HVAC systems in buildings usually employ intentional particle filtration, which will further diminish aerosol concentrations. Properly installed, the most efficient filter typically used (MERV 16) can remove >95% of the 0.3‐ to 10‐µm‐size range of particles. Knowledge of the HVAC zones (what nonclinic rooms are connected to airflow from clinic rooms) may help inform how best to approach and optimize enhanced filtration that can remove aerosols and reduce risks of circulating infectious aerosols within an HVAC zone. Strongly increasing ventilation air and filtration may not be possible with all systems due to increased system strain or the configuration or age of the HVAC system. Especially in these, but in our opinion possibly all situations, there is a role for portable air cleaners with high clean air delivery rates (CADRs) to reduce aerosol concentrations in a room, such as a stand‐alone HEPA filter with a high flow rate. , , The CADR is the effective flow rate of particle‐free air supplied by the device. The impact a portable air cleaner will have in a room can be determined by dividing the CADR by the room volume. For example, a unit with a CADR of 200 ft3/min will effectively add 12 ACHs in terms of particle removal for a room that is ∼1000 ft3 (eg, for a room of 12 ft × 10 ft × 8.3 ft; CADR = 200 ft3/min × 60 min/h = 12,000 ft3/h; impact = CADR/volume = 12,000 ft3/h/1000 ft3 = 12 h−1 is equivalent to 12 ACHs).

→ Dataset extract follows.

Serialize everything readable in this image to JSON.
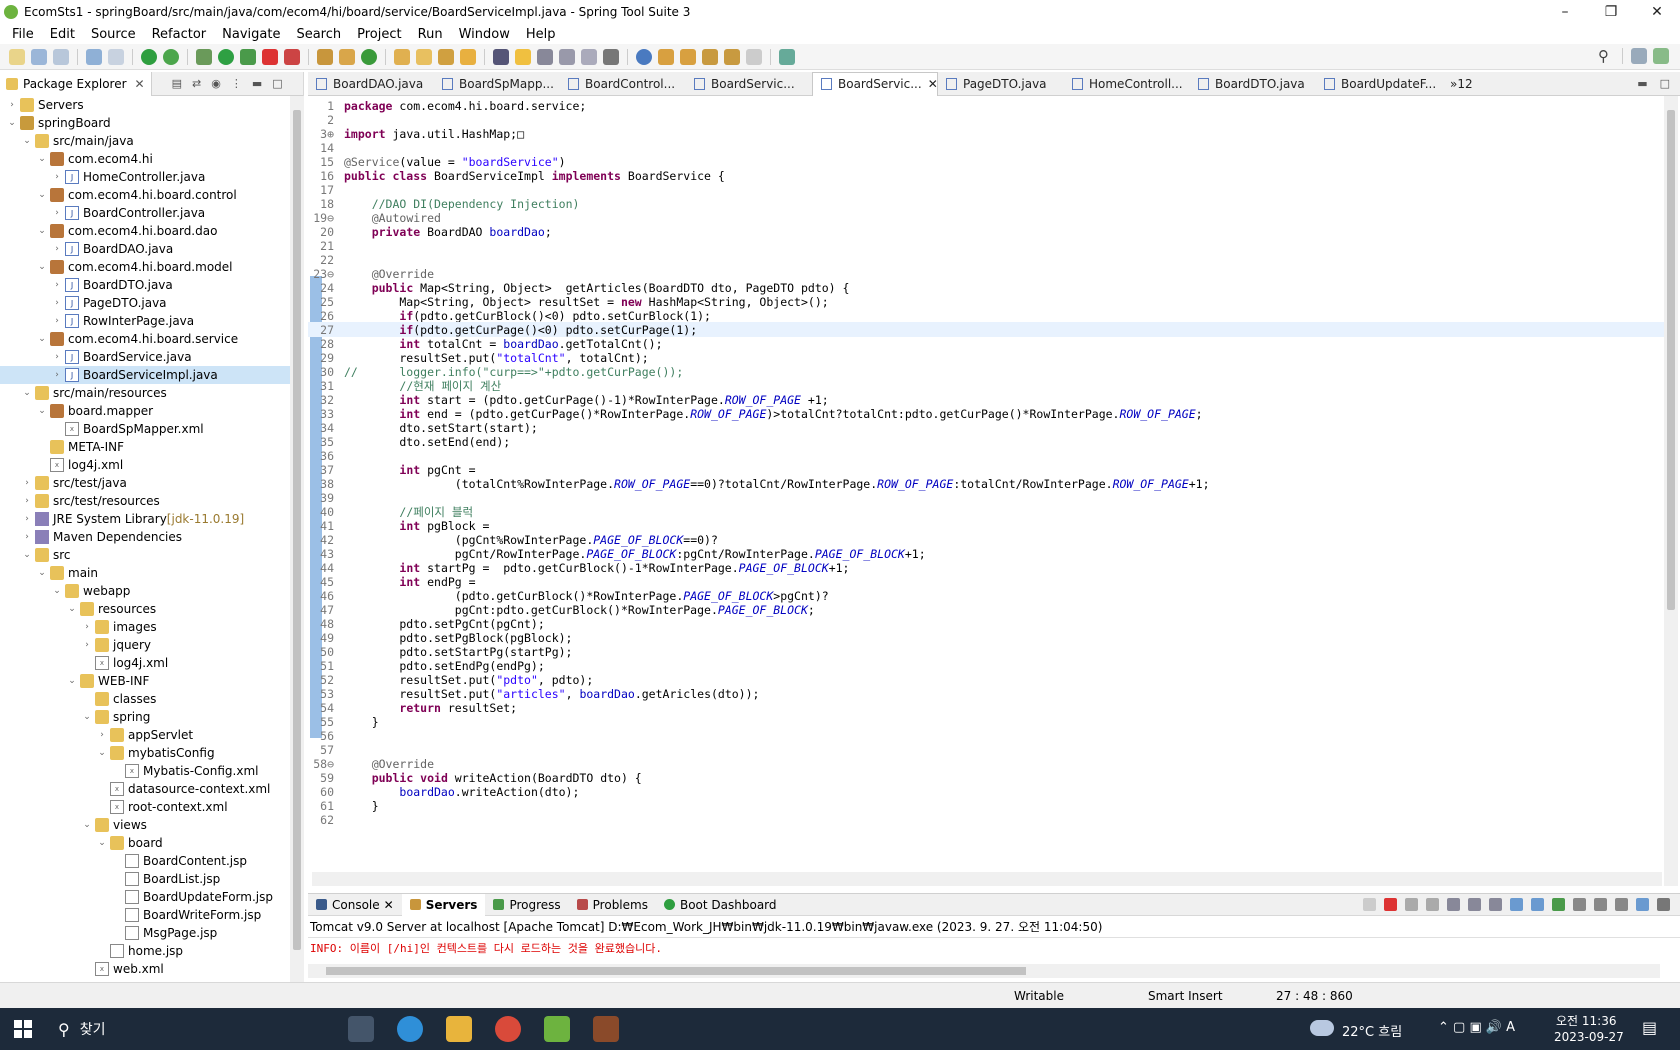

The risk of long‐range aerosol transmission in an OR setting meeting current federal guidelines for ACH is likely minimized due to aerosol exhaust, dilution, and filtration. In this type of setting, the key transport mechanism for potential aerosol transmission relies on duration of exposure to local airflow within an OR between the emitter and a given target. Because aerosols move with bulk air, specific airflow design strategies can be used to control or mitigate exposure to pathogens indoors. Awareness of the location of the air‐handling vents and the general direction of airflow may be helpful in orienting patient positioning to maximize airborne particle movement away from the health‐care provider. However, given the complexity of assessing and modeling airflows, impacts of such changes to risks of infectious airborne transmission will likely need to be assessed on a case‐by‐case basis.

Conclusion

The risk of long‐range airborne transmission of SARS‐CoV‐2 remains controversial; however, the nature of an otolaryngology practice makes it plausible that the proximity to a patient's airway during elements of the physical examination and some otorhinolaryngologic procedures carries a risk of opportunistic aerosol transmission due to short‐term viral exposure at a high concentration or cumulative viral exposure over time. Awareness of local airflow patterns within a clinical space can help orient patient positioning to enhance aerosol movement away from the provider. The grim reality is that the true measure of protection will be tracking COVID‐19 among health‐care workers at high risk for droplet and aerosol exposure, which will be challenging to separate from ongoing community spread. By combining enhanced HVAC or portable air‐cleaner filtration with increased ventilation, clinic spaces can be prepared to better protect occupants from possible aerosol transmission. These actions will narrow the key transport mechanism for potential aerosol transmission to rely on local air movement between the emitter and a given target, which is a mechanism that can be mitigated with the use of face shields and respirators. This approach can improve overall clinical safety and allow clinics to remain operational as regional surges in cases occur. As we learn more about COVID‐19 transmission, understanding the principles of infectious transmission, airborne particle and droplet generation, and concepts of indoor airflow will help us to make informed and rational decisions on escalation or de‐escalation of our current societal and institutional guidelines for AGPs.